The one person I have let down most this year is probably her. It is a queer relationship that we are having now. There are things which seemed to be unsettled and I being a bastard (Vijay calls me this) am not doing much either. Don't think on the wrong tracks, it's not some drama serial that the guy got some girl pregnant or watsoever. I have to admit that I am selfish and that I need a lot of breathing space for myself. It aint easy to be the special someone in my life. The problem is with me, really.
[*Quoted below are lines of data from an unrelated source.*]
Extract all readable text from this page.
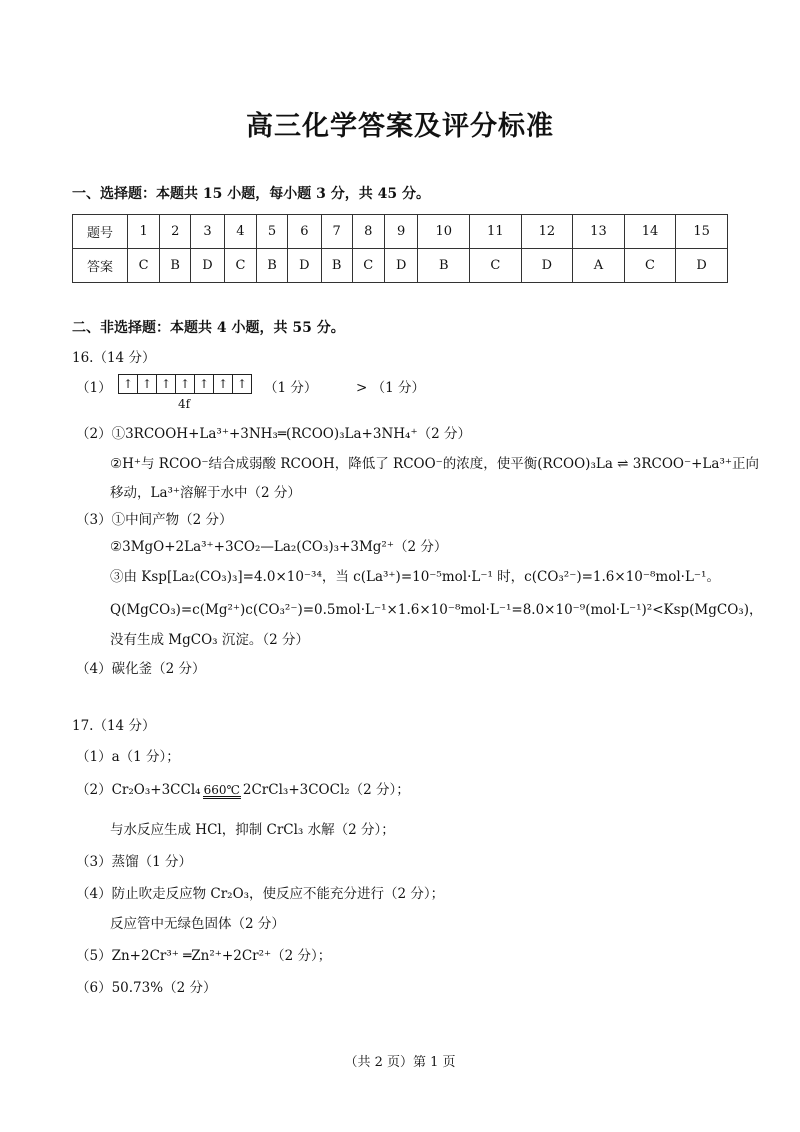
高三化学答案及评分标准
一、选择题：本题共 15 小题，每小题 3 分，共 45 分。
题号	1	2	3	4	5	6	7	8	9	10	11	12	13	14	15
答案	C	B	D	C	B	D	B	C	D	B	C	D	A	C	D
二、非选择题：本题共 4 小题，共 55 分。
16.（14 分）
（1） ↑ ↑ ↑ ↑ ↑ ↑ ↑
4f
（1 分）	> （1 分）
（2）①3RCOOH+La³⁺+3NH₃═(RCOO)₃La+3NH₄⁺（2 分）
②H⁺与 RCOO⁻结合成弱酸 RCOOH，降低了 RCOO⁻的浓度，使平衡(RCOO)₃La ⇌ 3RCOO⁻+La³⁺正向
移动，La³⁺溶解于水中（2 分）
（3）①中间产物（2 分）
②3MgO+2La³⁺+3CO₂—La₂(CO₃)₃+3Mg²⁺（2 分）
③由 Ksp[La₂(CO₃)₃]=4.0×10⁻³⁴，当 c(La³⁺)=10⁻⁵mol·L⁻¹ 时，c(CO₃²⁻)=1.6×10⁻⁸mol·L⁻¹。
Q(MgCO₃)=c(Mg²⁺)c(CO₃²⁻)=0.5mol·L⁻¹×1.6×10⁻⁸mol·L⁻¹=8.0×10⁻⁹(mol·L⁻¹)²<Ksp(MgCO₃)，
没有生成 MgCO₃ 沉淀。（2 分）
（4）碳化釜（2 分）
17.（14 分）
（1）a（1 分）；
（2）Cr₂O₃+3CCl₄ 660℃ 2CrCl₃+3COCl₂（2 分）；
与水反应生成 HCl，抑制 CrCl₃ 水解（2 分）；
（3）蒸馏（1 分）
（4）防止吹走反应物 Cr₂O₃，使反应不能充分进行（2 分）；
反应管中无绿色固体（2 分）
（5）Zn+2Cr³⁺ ═Zn²⁺+2Cr²⁺（2 分）；
（6）50.73%（2 分）
（共 2 页）第 1 页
I remembered noe of my new year resolutions for 2004 was to pass my driving but sadly i failed to accomplish that. Oh ya, my driving test is coming and stay tuned for the latest updates. 2005 got to be an exciting year ahead and I will be going back to my studying days. I am sure i need some oiling for my rusty brains. On a lighter note, here are some of my humble new year resolutions:

1) Pass my driving test!
2) Learn some photoshop, dreamweaver, HTML, flash and the list goes on
3) Enjoy my remaining mths in camp, 2 mths to be exact, with close dudes in camp
4) Get a relief teaching post at my alma mater or any other schools available
5) Be less hypocritcal?
6) A better person?


Quotes of the day:
1) "People around you are suffering because of the tsunami and you are talking about what you want for 21st birthday?"
2) "Mother Nature is punishing mankind for all the damage we had done to her, it's something called retribution"

1 comment:

Anonymous said...

i dunno wad to comment.. i juz promised to comment on every entry d= oops.. i wanted to do an entry like wad u did oso.. a recap of 2004, but i wasnt at home! haha.. 回顾过去,展望未来! all e best for e new year my dear fren!